Dans un contexte d’explosion des usages liés au cloud, à l’intelligence artificielle et au très haut débit, les participants se sont interrogés sur la nature du principal risque pesant sur les infrastructures : s’agit-il de la dépendance énergétique, de l’hyper-concentration des capacités de calcul entre les mains de quelques géants mondiaux, ou de la fragilité des réseaux de télécommunications qui interconnectent le tout ? La discussion a ainsi mis en balance deux visions stratégiques pour l’avenir : celle d’une résilience fondée sur la sobriété et la régulation, et celle d’une course à la puissance, impliquant la construction rapide d’infrastructures massives, sécurisées et maîtrisées sur le plan énergétique.

Fibre, 5G, satellite : concurrence ou complémentarité ?

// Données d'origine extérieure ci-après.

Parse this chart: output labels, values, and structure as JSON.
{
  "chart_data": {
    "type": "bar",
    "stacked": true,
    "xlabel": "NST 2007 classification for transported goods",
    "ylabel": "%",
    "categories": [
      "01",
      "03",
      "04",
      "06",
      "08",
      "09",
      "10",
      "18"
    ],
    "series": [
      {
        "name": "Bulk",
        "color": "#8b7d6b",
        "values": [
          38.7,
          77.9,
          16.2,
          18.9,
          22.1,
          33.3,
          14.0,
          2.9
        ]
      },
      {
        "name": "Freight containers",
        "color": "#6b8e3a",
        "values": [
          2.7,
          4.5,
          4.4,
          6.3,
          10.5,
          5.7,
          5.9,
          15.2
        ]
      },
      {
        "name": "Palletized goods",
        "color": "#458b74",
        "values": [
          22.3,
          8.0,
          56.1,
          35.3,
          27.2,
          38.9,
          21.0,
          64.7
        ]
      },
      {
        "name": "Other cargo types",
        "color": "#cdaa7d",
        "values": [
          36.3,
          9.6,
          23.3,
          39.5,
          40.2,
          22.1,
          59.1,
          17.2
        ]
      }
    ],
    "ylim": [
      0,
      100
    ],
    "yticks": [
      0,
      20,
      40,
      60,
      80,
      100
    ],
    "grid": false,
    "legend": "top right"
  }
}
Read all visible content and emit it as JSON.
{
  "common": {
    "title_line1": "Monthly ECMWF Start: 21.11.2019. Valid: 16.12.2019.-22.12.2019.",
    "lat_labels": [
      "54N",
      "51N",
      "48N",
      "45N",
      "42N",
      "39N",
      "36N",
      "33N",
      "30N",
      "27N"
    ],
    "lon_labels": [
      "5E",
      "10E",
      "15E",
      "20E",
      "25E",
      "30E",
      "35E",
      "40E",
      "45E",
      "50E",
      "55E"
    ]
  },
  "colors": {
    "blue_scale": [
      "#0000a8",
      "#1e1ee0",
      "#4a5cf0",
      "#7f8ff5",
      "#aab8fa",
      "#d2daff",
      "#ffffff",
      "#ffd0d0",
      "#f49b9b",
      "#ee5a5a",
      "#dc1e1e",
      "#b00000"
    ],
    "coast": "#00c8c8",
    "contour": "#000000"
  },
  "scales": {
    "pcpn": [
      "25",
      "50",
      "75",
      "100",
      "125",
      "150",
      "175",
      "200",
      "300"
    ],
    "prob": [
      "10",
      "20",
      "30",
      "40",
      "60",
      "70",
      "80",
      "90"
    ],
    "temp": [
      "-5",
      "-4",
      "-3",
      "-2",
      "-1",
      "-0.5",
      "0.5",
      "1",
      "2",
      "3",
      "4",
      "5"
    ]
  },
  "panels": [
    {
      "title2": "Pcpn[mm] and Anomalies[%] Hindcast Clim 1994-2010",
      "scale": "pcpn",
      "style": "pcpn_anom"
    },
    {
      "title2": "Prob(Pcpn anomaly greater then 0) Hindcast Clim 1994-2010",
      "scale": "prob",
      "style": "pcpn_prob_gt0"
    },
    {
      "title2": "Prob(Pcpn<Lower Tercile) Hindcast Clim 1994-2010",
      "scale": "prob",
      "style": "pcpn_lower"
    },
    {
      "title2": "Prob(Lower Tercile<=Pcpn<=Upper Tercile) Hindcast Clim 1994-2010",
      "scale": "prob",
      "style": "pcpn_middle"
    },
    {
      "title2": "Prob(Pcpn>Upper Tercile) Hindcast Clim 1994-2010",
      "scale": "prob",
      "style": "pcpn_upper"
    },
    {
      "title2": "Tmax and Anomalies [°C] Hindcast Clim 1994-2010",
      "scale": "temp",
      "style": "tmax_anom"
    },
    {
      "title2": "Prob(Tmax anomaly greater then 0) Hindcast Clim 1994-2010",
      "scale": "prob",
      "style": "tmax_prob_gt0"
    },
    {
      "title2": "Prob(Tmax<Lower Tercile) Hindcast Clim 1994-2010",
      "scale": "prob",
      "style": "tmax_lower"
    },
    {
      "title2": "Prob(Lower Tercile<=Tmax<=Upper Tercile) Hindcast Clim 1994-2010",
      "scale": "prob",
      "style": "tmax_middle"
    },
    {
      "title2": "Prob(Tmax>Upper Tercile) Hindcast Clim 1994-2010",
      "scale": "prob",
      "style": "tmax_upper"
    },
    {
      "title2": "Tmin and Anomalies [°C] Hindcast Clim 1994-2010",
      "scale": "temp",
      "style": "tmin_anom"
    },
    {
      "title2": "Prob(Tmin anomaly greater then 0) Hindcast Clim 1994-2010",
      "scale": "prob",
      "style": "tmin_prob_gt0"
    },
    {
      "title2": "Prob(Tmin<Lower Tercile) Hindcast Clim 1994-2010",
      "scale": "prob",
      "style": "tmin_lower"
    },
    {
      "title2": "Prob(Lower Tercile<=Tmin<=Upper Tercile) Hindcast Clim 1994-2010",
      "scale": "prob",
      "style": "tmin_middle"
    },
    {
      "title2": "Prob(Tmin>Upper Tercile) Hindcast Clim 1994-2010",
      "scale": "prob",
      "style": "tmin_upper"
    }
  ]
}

La deuxième table ronde, modérée par Roland Montagne de l’IDATE et introduite par Gilles Bregant, directeur général de l’Agence nationale des Fréquences, s’est penchée sur l’économie des réseaux. L’essor de la connectivité radio, via la 5G et les constellations satellitaires, remet-il en cause la primauté de la fibre optique comme infrastructure de long terme ? Les débats ont exploré s’il s’agissait d’une véritable concurrence technologique ou d’une simple compétition économique entre opérateurs.

La pertinence de la course aux débits sur les réseaux optiques, visant les 20 Gbit/s et au-delà, a également été questionnée. Est-ce une réponse adaptée aux besoins réels du marché ou une « fuite en avant technologique » déconnectée des usages ? L’un des points cruciaux soulevés a été l’impact de ces nouvelles technologies sur la soutenabilité économique des réseaux d’initiative publique (RIP), qui ont joué un rôle clé dans l’aménagement numérique du territoire. L’avenir résidera-t-il dans une compétition frontale ou dans une complémentarité organisée entre les différentes technologies pour garantir à la fois performance, résilience et équité territoriale ?

Datacenters : le défi de la souveraineté industrielle

Enfin, la dernière session, introduite par Matthieu Bourguignon de Nokia et modérée par Agnès Le Meil d’Infranum, a abordé le sujet sensible des datacenters. Peut-on réellement parler de souveraineté lorsque ces infrastructures critiques, bien que localisées en France, sont majoritairement exploitées par des acteurs non européens et reposent sur des chaînes de valeur extra-européennes pour leurs composants essentiels (processeurs, serveurs, équipements réseau) ?

Cette dépendance a été qualifiée d’« illusion de souveraineté ».

Face à ce constat, les intervenants ont débattu de la politique à adopter : faut-il continuer à privilégier l’attractivité économique et la rapidité de déploiement, ou est-il temps de conditionner l’implantation de nouveaux datacenters à des exigences industrielles, technologiques et stratégiques européennes ? La question de la capacité de l’Europe à reconstruire une filière souveraine d’équipements a été posée, face à une dépendance qui pourrait déjà être structurelle. Dans un contexte de tensions géopolitiques et énergétiques croissantes, la conclusion était sans appel : les datacenters doivent désormais être considérés non plus comme de simples actifs économiques, mais comme des infrastructures stratégiques relevant d’une politique de sécurité nationale.